DSEI2019でアイコムのP25デジタル対応無線機が展示されてた


千葉県にある幕張メッセで開催された、日本初の防衛・セキュリティ総合展示会「DSEI2019」にアイコムが出展していましたので取材してきました。
アイコムブースで気になったP25デジタル対応の無線機を紹介していきます。
今回はイベントの報告ではなくて、イベントでのアイコムブースのご紹介となります。

P25のデジタル通信機の紹介です

北米を中心に使用されているデジタル規格のP25プロトコルを使用できる無線のIC-F7010/IC-F7020とIC-F7510/IC-F7520を紹介したいと思います。
P25は公共機関が使用しているデジタル通信の規格です。
一般的な業務戦ではDMRが使用されているようですが、公共機関などではP25を使用しています。
日本国内でも、アメリカの主権が及ぶ米軍基地内などでも使用されているようでP25に対応した受信機があれば通信を聴くチャンスがあるかもしれません。


▲車載型がIC-F7510/IC-F7520、ハンディーがIC-F7010シリーズ/IC-F7020シリーズです。車載型は、フロントパネルと本体が分割できるようになっています。

車載型IC-F7510とIC-F7520の違いは、使用する周波数帯が異なっていました。
IC-F7510は136-174MHzまでのバンドをカバーしており、IC-F7520は380-470MHzと450-512MHz、450-520MHzのバンドをカバーするモデルが発売されているようです。
要はVHF対応モデルが1機種とUHF対応モデルが3機種ということです。
ハンディータイプのIC-F7010とIC-F7020も同様な製品展開となっています。
VHFモデルのIC-F7010は136-174MHzに対応、UHFモデルのIC-F7020は380-470MHzと450-512MHz、450-520MHz対応モデルの3機種が発売されています。


▲このモデルはキーパッドがないSタイプモデル、ハンディーなので、IC-F7010SとIC-7020Sというモデルが存在します。
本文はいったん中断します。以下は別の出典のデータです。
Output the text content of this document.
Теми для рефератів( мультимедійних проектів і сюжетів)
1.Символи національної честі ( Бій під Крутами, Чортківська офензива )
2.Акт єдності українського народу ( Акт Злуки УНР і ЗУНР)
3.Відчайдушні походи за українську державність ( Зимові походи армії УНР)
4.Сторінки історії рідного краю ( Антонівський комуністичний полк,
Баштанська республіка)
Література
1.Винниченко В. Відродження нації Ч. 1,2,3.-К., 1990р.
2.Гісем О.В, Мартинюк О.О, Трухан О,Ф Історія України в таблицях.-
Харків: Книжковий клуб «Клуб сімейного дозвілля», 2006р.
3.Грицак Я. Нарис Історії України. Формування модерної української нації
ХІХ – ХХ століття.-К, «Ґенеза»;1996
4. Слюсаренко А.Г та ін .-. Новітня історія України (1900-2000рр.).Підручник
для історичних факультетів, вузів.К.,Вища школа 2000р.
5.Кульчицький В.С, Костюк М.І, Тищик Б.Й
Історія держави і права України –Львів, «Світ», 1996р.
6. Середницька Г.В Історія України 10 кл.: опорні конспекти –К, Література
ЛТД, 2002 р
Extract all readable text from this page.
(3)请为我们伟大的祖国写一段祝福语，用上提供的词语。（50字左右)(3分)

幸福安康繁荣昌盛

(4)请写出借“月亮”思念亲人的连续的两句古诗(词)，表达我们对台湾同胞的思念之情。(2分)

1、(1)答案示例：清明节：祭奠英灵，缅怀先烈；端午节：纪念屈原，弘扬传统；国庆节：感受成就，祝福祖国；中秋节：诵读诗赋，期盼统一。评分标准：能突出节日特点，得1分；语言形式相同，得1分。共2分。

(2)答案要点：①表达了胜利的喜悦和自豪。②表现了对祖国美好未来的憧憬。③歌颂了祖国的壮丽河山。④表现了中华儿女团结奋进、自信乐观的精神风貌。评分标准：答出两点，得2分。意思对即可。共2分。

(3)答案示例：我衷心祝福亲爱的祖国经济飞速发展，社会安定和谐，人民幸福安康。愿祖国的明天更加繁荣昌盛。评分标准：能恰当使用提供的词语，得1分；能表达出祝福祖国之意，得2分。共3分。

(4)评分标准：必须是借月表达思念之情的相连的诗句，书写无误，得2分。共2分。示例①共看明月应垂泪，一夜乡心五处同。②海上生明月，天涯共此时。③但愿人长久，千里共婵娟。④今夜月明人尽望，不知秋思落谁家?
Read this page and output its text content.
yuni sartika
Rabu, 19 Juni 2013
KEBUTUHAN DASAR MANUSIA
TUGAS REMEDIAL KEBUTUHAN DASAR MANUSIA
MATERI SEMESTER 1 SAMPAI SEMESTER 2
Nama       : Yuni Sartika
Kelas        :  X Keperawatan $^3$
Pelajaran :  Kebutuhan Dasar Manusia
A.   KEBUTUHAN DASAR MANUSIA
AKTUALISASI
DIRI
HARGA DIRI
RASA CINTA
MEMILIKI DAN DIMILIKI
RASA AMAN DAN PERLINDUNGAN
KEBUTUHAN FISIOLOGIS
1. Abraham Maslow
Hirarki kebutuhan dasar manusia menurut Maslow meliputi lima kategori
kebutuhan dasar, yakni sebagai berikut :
▲こちらのモデルがTタイプモデル、IC-F7010TとIC-7020Tというモデルが存在します。キーパッドが付いているモデルはアイコムの伝統にのっとりTが型番に付加されているようです。

車載機のマイクはポテトマイクみたいだ

IC-F7510/IC-F7520のハンディマイクにも注目してみました。
見た目の第一印象ですが、モトローラのポテトマイクを思い浮かべました。
また、実際に触ってみるとポテトマイクと同じようなサイズ感と握り心地といった感じです。
日本国内仕様はないので、ポテトマイクでも、日本の市場に合わせたスモールポテト(マイク)はないようですが、海外の方が使うにはちょうどいいサイズなのかもしれません。


▲かなりの存在感あふれるハンドマイク。型番はHM-220、ヘビーデューティーな仕様でIP54の規格に準拠しています。


▲マイク自体の厚みもあるので手が大きい人にとっては握りやすいのかも。


▲マイクの後ろはオールドスクールなマイクフックがついてます。

P25ってなんですか?

ここから先は無線機の紹介ではなくて「そもそもP25ってなんだよ?」とい方に向けて書いてみました。
興味のない方は適当にスルーしてください。

まずP25という言葉ですが、Project25やAPCO-25、という言葉で表現されることがあります。
APCOはThe Association of Public-Safety Communications Officials Internationalの頭文字をとってAPCOと表現されています。

P25は北米主体のオープンソースのデジタル通信の規格の一つです。
主に警察や消防などによるパブリックセーフティ向けに広く使われています。
P25の仕様は公開されていますが、インターネットでは基本的に見ることはできません。
仕様書については紙のドキュメントとして有料で販売されています。

またP25には2つのフェーズ(段階? 規格?)があり、Phase1は、チャネル当たり12.5kHz のバンド幅で使用する規格で、Phase2は、TDMA(時分割方式)による1周波で2チャンネル使えるようにしたもので、周波数を有効利用するためにバンド幅を6.25kHz相当にするものです。
今回紹介したIC-F7510やIC-F7520、IC-F7010シリーズやIC-F7020シリーズはPhase1およびPhase2に対応しています。


▲配布されていたIC-F7510/IC-F7520のカタログ


▲配布されていたIC-F7010シリーズ/IC-F7020シリーズのカタログ


▲TDMAのイメージです。1つのチャンネルに2つのタイムスロットが存在しており、少ない周波数を有効活用できます。TDMA方式では12.5kHzの帯域幅であっても2局同時に運用することが可能なため6.25kHz相当の帯域幅という扱いです。